I was about to shake the dust from my feet when the calves became interested in my message, for they congregated near the fence, gazing at me in song. You’ve got to get them young! Teach them in the ways of God young so they won’t forget when they’re older, so they’ll return later.

All of these cows are single mothers. Their bull is introduced to them once—WHAM! BAM! Thank you ma’am!—then he’s gone. Another dead-beat. They raise these kids on their own. Maybe I need a Minister to Single Mothers? A Minister to Fatherless Calves? How much are they running these days?

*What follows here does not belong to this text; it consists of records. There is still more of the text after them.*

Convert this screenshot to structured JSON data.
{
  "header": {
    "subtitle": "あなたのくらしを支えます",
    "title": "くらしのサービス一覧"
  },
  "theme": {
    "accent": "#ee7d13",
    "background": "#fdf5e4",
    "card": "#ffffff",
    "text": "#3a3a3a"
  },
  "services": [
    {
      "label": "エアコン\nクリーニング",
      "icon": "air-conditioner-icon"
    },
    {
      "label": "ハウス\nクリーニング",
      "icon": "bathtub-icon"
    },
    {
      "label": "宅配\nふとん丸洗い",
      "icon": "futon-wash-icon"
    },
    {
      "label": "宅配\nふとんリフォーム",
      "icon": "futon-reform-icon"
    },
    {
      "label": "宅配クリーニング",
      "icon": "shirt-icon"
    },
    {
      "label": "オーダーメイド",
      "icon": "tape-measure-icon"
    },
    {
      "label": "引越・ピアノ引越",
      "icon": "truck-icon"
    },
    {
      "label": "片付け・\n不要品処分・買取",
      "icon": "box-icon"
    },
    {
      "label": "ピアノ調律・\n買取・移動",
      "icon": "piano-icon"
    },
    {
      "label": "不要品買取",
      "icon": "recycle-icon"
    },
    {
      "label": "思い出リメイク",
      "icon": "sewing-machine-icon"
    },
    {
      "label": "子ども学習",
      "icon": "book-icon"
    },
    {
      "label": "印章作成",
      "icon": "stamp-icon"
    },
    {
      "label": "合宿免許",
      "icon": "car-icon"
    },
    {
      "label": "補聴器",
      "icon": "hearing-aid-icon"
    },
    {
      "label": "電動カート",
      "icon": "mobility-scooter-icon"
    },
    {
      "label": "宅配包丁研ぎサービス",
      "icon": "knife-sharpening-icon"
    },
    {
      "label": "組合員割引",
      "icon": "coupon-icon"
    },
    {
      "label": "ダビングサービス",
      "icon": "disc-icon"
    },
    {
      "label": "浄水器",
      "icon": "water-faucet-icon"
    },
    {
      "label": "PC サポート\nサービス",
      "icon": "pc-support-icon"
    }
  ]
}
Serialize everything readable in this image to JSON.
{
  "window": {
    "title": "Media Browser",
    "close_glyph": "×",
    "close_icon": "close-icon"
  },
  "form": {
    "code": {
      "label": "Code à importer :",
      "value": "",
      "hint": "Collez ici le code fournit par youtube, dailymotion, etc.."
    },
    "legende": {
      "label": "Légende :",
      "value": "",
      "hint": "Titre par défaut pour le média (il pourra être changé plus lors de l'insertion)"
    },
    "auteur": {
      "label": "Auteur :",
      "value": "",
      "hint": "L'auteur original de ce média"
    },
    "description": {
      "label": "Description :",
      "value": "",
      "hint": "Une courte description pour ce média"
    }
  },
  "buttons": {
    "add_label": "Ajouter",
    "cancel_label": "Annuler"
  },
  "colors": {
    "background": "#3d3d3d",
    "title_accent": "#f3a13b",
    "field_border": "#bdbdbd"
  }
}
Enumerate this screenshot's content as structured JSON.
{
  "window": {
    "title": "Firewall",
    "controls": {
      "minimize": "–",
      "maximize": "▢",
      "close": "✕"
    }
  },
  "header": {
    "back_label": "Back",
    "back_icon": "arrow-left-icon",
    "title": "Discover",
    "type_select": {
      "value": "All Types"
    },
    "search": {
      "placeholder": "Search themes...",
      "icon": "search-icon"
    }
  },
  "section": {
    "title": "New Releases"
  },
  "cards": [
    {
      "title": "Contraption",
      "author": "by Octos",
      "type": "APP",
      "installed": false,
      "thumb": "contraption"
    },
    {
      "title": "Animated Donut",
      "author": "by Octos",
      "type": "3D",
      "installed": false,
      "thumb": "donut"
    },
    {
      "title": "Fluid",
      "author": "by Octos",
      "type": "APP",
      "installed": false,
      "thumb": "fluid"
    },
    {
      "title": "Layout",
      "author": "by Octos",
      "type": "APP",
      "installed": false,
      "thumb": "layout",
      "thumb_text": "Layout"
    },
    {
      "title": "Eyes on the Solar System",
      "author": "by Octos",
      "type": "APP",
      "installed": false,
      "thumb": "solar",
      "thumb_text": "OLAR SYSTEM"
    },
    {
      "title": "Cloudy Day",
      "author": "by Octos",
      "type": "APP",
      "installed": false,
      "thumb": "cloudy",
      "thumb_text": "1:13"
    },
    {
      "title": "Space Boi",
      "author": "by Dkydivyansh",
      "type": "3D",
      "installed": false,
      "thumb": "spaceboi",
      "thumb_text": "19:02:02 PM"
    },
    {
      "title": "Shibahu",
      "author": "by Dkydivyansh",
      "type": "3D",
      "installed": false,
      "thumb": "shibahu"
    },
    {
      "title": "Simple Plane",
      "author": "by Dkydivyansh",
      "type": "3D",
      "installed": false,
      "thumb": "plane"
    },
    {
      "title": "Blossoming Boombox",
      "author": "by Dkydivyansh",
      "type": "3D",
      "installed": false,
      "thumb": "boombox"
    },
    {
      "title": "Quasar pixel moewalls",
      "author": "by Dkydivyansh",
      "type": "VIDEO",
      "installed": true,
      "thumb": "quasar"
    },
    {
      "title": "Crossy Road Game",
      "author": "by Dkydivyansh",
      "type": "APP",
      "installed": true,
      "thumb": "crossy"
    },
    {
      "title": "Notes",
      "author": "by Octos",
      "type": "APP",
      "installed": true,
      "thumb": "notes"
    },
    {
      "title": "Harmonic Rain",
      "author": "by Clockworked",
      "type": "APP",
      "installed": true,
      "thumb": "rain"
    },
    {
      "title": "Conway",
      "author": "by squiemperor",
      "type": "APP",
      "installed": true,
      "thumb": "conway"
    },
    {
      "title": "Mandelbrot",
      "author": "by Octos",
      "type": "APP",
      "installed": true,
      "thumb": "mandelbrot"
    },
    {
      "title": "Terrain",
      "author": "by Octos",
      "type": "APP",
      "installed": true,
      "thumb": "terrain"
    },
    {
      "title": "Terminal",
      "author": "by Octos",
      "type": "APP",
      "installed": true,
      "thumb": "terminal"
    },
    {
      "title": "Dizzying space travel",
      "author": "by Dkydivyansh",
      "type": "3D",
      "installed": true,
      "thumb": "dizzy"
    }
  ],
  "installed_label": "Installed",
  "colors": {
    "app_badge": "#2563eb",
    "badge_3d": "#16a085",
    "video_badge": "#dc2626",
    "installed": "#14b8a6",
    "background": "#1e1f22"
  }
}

All these single mothers became a nuisance as they knowingly sniffed around the wobbly calf. I could hear them all insisting this young mother didn’t know what she was doing. She was clearly intimidated as she shuffled back a little to allow the other three mothers a closer look. Even the little calves got in on the action. The new calf would pathetically wobble into the bags of the other mothers who would disdainfully push it away with their heads, knocking it around in a dizzy haze.

I held the baby in my arms as my mother drove the eighty yards to the barn. He rested his head lazily on my arms. Even an Old Testament temple priest would have been moved to compassion. I smiled as he turned his head towards his back legs seeming as comfortable as on the ground. This calf was heavy and didn’t help any as I had lifted his dead weight into the back of the mule (the vehicle, not the animal). We tried to get the mother to follow, but she just stayed behind, helpless as we kidnapped her still-wet calf. So we took it back and laid it down.

After a bit longer she allowed the calf to suck and it began to hop around its mother with the joy of the living, the joy I often forget. Such a stupid animal with joy and enthusiasm I envied. Such a stupid animal that taught me so many lessons today. If only I had page enough to share more with you.

"But cows have no aesthetics... They were unconcerned with the Hellfire that awaits them."

At what point should one give up on the cattle? At what point should the evangelist resign his post, stating that he never did, nor ever will, do any good?

Mooooooo! You need to read the Sparrow.

Good question Karl. I'll see what the summer brings and if they aren't speaking in tongues by August, I'll shake the dust off my shoes and condemn them to eternal damnation.